Our main consolation, which I keep reminding myself, is that we have close family that we will be able to see much more often in L.A. The boys can spend unlimited time with their father, who has lived there for over eight years. They have an uncle and two aunts there who adore them. And then there is their grandfather, who plans to take them to Thailand later this year. I have missed all of them tremendously over the years that we’ve been apart, and I’m so looking forward to sharing more of our lives with them. But as important as family is, kids – especially teenagers – need their friends.
As we drove home from the Scout party that night, Nigel said to me, “I don’t know if I’ll be able to find such good friends ever again.” And of course that really did me in. I croaked, “Oh, honey. I know that your friends here mean a lot to you, and you’ll miss them so much. But you’ll be able to find new good friends in L.A. And they will find you. Because you are a very friendly, caring person, and good people will always want to be friends with you. I really believe that, Nigel.”
He simply said, “Yeah.” But there was hope in his voice.
The boys have gone now. They are in L.A., barbequing and bodysurfing with their dad, while I remain in Oregon (for now) to sell the house. I have started sorting through things and packing, slowly but purposefully. Over the weekend I came across an assignment that Nigel had done in middle school, during a time when he was being bullied relentlessly.
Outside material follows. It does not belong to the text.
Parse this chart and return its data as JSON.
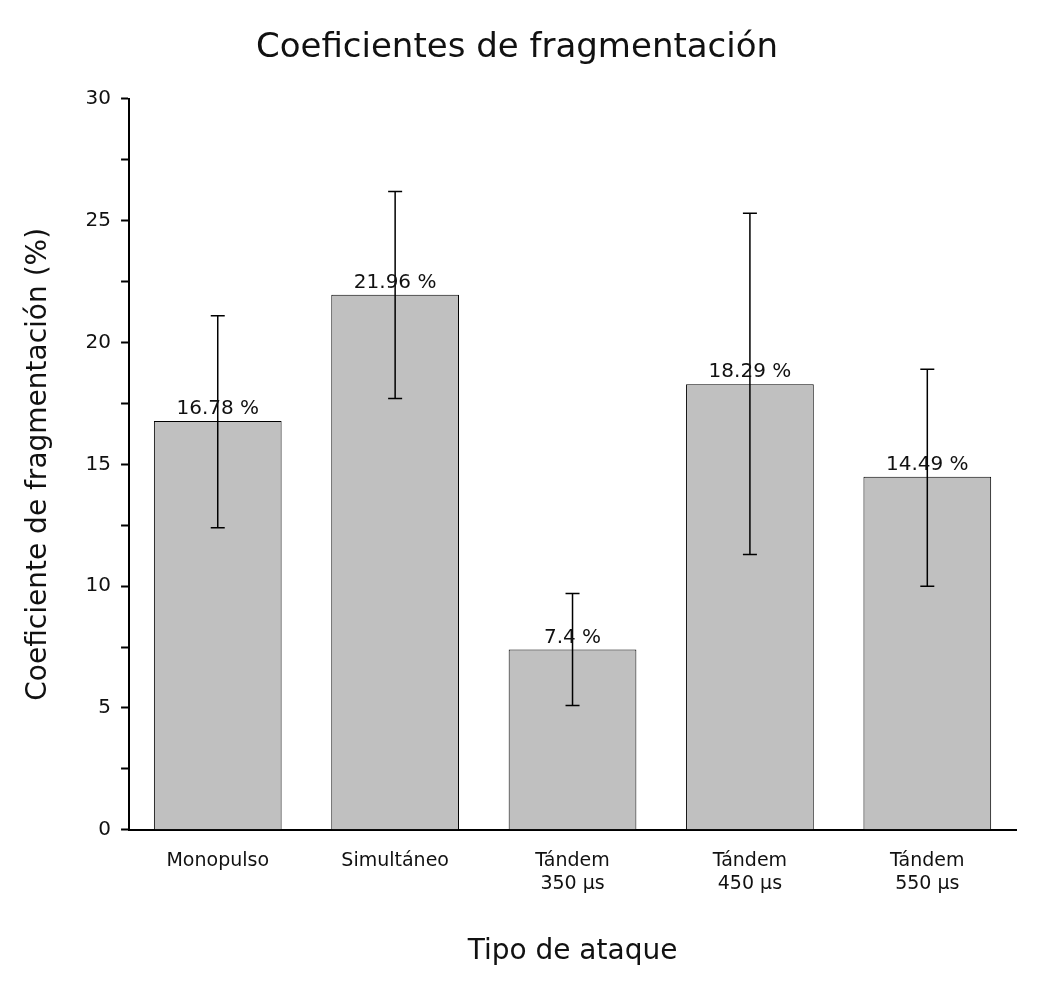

It was from around the time that he had taken his yearbook and scribbled on all the faces of the kids who had bullied him, and when I looked at it later I cried because there had been so many scribbled faces. This assignment that I found was a “time capsule” that the teacher said she sends to all the students when they graduate from high school, so that they can remember what middle school was like for them. It had items like “My favorite foods” and “My pets” listed next to a blank line. It listed “Friends” with a blank line after it to write your friends’ names on.
But instead of listing his friends’ names on the line, like most kids would have done, next to the word “Friends,” Nigel had written “many.” Even then, he believed that he had many friends. Even then.